When Assens District Heating decided to invest in intelligent heat meters and a
remotely read network solution back in 2013, digitalisation was still a buzzword to many, and no one knew its true potential. Nevertheless, the utility had a clear expectation that more frequent meter data would provide enhanced opportunities for optimisation.
Data-driven operations optimisation
The first phase of utilising the large amounts of data was optimisation of the distribution network. Specifically, the utility has been able to lower the forward temperature significantly. Previously, it was determined based on the end users who lived the furthest away, resulting in a higher temperature than necessary. Today, it is optimised based on what happens in the network.
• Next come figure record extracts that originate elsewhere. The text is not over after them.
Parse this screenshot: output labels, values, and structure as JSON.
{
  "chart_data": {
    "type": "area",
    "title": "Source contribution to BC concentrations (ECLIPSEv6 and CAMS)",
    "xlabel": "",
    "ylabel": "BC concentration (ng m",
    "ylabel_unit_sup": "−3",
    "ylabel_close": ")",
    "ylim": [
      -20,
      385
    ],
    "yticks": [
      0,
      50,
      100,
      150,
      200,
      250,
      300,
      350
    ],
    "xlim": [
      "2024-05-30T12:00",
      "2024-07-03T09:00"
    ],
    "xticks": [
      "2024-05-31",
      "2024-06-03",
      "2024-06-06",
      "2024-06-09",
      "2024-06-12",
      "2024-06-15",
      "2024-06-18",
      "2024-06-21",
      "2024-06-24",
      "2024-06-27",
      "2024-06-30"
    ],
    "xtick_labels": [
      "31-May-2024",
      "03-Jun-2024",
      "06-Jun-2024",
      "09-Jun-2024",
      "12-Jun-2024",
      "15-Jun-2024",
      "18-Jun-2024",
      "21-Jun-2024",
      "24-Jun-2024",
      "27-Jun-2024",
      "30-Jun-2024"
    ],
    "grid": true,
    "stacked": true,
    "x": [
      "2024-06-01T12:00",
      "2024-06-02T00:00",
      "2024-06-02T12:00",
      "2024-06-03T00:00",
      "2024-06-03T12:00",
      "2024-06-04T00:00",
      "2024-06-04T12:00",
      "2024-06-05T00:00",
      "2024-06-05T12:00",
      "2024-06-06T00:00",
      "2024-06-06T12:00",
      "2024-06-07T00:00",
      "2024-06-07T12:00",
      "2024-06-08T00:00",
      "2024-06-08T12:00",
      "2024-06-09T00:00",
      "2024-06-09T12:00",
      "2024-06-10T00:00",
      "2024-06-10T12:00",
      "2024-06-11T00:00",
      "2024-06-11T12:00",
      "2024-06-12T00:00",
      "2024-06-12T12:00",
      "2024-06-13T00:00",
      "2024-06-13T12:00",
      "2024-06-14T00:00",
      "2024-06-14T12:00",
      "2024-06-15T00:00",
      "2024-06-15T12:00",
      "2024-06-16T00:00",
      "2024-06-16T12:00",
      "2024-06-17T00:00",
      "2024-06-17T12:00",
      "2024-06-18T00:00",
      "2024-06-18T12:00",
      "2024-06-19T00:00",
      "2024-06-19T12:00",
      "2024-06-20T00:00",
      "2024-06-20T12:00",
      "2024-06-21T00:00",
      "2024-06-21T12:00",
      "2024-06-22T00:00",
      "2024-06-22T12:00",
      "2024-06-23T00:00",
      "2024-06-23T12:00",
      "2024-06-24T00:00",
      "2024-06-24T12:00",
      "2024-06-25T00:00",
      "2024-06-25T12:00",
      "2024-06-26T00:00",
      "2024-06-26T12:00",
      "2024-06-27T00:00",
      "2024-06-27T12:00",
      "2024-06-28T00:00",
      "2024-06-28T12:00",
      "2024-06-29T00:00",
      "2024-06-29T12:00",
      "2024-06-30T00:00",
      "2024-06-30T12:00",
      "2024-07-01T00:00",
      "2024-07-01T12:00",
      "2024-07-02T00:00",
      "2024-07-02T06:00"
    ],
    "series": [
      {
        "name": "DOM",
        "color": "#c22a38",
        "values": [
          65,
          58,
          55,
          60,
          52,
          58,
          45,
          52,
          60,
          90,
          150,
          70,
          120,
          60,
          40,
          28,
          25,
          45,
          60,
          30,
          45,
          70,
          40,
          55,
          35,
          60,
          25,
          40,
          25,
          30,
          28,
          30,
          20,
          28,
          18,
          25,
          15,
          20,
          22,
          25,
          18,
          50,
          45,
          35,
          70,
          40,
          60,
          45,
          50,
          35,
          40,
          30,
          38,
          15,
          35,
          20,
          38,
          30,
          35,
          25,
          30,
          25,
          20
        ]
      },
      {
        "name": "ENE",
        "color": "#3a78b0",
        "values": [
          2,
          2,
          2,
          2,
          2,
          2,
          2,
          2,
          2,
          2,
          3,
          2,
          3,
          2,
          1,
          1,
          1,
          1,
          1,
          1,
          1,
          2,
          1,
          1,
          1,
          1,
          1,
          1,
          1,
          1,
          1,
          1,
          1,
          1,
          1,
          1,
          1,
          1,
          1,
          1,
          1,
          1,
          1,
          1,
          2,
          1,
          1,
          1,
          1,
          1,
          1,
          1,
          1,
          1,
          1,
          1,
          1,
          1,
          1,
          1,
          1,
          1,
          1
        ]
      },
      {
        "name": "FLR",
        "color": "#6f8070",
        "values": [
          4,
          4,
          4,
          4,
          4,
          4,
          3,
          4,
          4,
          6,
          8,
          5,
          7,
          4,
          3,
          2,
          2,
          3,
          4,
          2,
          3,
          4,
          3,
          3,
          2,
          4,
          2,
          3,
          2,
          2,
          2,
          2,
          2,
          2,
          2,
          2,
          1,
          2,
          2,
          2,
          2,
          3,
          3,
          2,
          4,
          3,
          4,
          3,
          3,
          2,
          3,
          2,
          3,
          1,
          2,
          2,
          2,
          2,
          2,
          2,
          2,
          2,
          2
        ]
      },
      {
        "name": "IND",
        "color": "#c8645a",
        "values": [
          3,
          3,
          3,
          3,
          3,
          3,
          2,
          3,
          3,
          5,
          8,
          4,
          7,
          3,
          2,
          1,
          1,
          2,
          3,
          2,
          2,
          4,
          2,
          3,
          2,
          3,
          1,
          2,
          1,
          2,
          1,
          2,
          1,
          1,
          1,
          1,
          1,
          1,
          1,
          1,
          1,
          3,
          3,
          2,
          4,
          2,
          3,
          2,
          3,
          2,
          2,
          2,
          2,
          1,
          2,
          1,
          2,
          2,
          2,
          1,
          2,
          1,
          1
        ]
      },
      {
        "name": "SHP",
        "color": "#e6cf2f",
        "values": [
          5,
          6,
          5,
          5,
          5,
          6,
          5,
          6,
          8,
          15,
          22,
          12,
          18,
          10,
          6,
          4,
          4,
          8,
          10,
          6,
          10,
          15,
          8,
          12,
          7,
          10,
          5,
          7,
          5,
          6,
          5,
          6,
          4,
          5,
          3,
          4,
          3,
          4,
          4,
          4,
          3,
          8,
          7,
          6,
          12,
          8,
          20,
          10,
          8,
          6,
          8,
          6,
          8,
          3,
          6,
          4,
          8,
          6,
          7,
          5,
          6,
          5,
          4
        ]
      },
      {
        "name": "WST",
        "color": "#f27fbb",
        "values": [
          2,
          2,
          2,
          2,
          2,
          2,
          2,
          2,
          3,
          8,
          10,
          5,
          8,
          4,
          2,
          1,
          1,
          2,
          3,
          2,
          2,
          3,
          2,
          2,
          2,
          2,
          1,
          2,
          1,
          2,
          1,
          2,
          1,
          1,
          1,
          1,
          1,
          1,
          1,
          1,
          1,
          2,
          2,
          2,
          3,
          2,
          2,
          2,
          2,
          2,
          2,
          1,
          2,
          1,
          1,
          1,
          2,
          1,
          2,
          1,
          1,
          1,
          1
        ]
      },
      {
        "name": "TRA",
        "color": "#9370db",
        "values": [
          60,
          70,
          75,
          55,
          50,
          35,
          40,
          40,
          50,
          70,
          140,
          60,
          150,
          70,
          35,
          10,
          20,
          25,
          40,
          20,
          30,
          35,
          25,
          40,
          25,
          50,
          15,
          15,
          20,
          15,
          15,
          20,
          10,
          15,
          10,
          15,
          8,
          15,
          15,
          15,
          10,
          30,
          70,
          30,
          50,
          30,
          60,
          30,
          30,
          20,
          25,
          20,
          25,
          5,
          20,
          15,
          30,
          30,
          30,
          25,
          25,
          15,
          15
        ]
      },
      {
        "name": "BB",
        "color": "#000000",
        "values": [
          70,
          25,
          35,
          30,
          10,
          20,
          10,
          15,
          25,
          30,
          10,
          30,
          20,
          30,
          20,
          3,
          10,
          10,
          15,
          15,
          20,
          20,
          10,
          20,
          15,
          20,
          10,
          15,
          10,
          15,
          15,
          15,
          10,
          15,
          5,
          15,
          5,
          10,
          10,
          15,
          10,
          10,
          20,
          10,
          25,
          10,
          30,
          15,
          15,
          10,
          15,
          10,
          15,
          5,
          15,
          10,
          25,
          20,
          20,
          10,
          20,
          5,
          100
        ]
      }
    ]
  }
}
Once all the meters were up and running, the utility faced a wall of data. The tools provided from Kamstrup suddenly allowed it to see – on an hourly basis – the exact temperature throughout the network. Based on continuous digitalisation of the operations, the utility has been able to lower the forward temperature by 6-8 degrees Celsius. The utility has also been able to remove its more than 100 bypasses around the network.
Large savings achieved through digitalisation
By optimising the network operations,Assens District Heating has saved 2,500-3,000 MWh – approximately 2.5 percent– and reduced pipeline losses by 12 per centover the last few years. The data has helped understand the hundreds of kilometres of pipes and what actually happens when, for instance, the temperature is lowered. Even employees with decade’s worth of experience have previously not had a full overview of the outcomes when making those kind of changes. The utility expects to gain even more when they commence the next phase soon. Savings to-date have been generated by looking at the volume and temperature of the water pumped out. Only now is the
utility beginning to look at individual buildings, end users with poor energy behaviour and inefficient installations.
Frequent data is also used to assess the actual need for renovating the district heating pipes. Previously, the condition of the distribution network was estimated based on factors such as age or water loss. Now that meter data from the network is combined with innovative analytics, it allows continuous monitoring of the capacity and load so that investments in network maintenance can be optimised.